Se sugiere leer previamente: "El Aborto Terapéutico - Parte I", "El Aborto Terapéutico - Parte II", “El Aborto Terapéutico – Parte III”
Una primera consideración metodológica en nuestra exposición es constatar que la palabra persona es de origen griego y utilizada en el teatro con el significado de “máscara”. Pero fue usada como tal, en el pleno significado de su sentido más autentico en la reflexión teológica del s. II d.c., con motivo de la discusión Trinitaria acerca de las 3 personas de la Santísima Trinidad y que resulta ser un referente obligatorio para comprender el significado de la persona humana. En efecto, fue, precisamente, la fraternidad universal, la igualdad entre los hombres y la filiación divina afirmada por el cristianismo para todo hombre lo que permitió ampliar a todos los seres humanos el concepto de persona. Por esto, la persona tiene relación directa con la dignidad del hombre y su trascendencia.
Teniendo presente lo antes afirmado cabe señalar que no es incumbencia de las ciencias biológicas ni técnicas médicas o bioéticas dar un juicio decisivo acerca de las cuestiones propiamente filosóficas y morales como es el momento en que se constituye la persona humana.
En este sentido si partimos de la tradicional definición de persona enseñada por Boecio: “personae est naturae rationalis individua substantia”: “sustancia individual de naturaleza racional”, nacida al calor de las disputas teológicas sobre las relaciones intratrinitarias a que ya hicimos referencia más arriba, la filosofía hace su aporte original a la bioética y al derecho precisando, de un modo intelectualmente fundado, las raíces originarias del concepto de persona en la naturaleza humana. Justificando, de este modo, su valor ético y subjetividad jurídica en todas las fases del desarrollo. Por lo tanto, en este sentido, la célebre noción de persona sugerida por Boecio conserva el valor inapreciable de referirse al carácter racional e individual de la persona: a un ser capaz de universalidad desde su irrepetible individualidad. Así, esta individualidad, propia del embrión humano, es la condición o pre-condición ontológica real de la presencia de determinadas capacidades, del ejercicio actual de ciertas operaciones, de la manifestación exterior de precisos comportamientos. De tal modo que la utilización del concepto de persona, aplicada al embrión humano, tiene consecuencias éticas y jurídicas para la bioética ya que influye en la determinación de los límites de lo lícito o ilícito de las nuevas posibilidades de la ciencia en su intervención sobre la vida humana.

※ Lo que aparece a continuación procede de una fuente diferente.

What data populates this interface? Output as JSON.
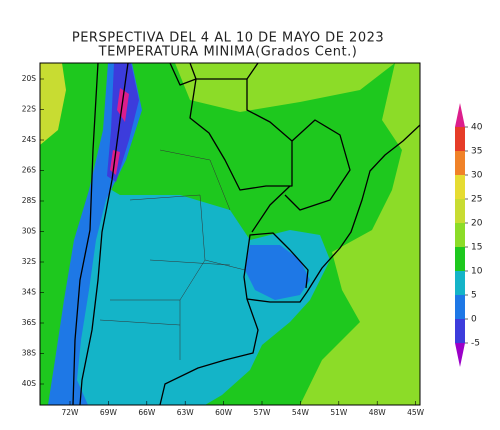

El reconocimiento o la atribución a la vida embrionaria, por ejemplo, de un estatuto personal, permitirían reglamentar los comportamientos de quien actúa en relación con ella y así la valoración moral de los actos que afectan al embrión humano no se reduce sólo a la decisión de la conciencia individual. Y el derecho no se puede entender como un instrumento extrínseco, exclusivamente destinado para la legitimación de la voluntad política según un determinado voto de mayoría. El ser tiene el primado sobre el llegar a ser, el acto sobre la potencia. La persona para poder ser debe ya ser. El embrión humano es un ser con potencialidad, y no un ser en potencia. Su ADN estructura y determina todo lo que llegará a ser. La revelación exterior de ciertos caracteres ofrece sólo indicios que pueden señalar la presencia de la persona, pero el ser persona no depende exclusivamente de tal verificación empírica. El zigoto, el embrión, el feto y el neonato son personas en cuanto están presentes en ellos las condiciones que constituyen el soporte necesario del proceso dinámico e ininterrumpido de su desarrollo biológico que se verifica sin solución de continuidad desde la concepción o fecundación. No hay diferencia entre destruir la vida ya nacida o destruirla antes de que nazca, pues ya es hombre aquél que lo será. Así lo enseñaba Tertuliano cuando decía: “homo est qui est futurus”.
Cabe señalar, entonces, que “para el futuro de la sociedad y el desarrollo de una sana democracia, urge pues descubrir de nuevo la existencia de valores humanos y morales esenciales y originarios, que derivan de la verdad misma del ser humano y expresan y tutelan la dignidad de la persona. Son valores, por tanto, que ningún individuo, ninguna mayoría y ningún estado nunca pueden crear, modificar o destruir, sino que deben reconocer, respetar y promover (Juan Pablo II, EV, nº 71).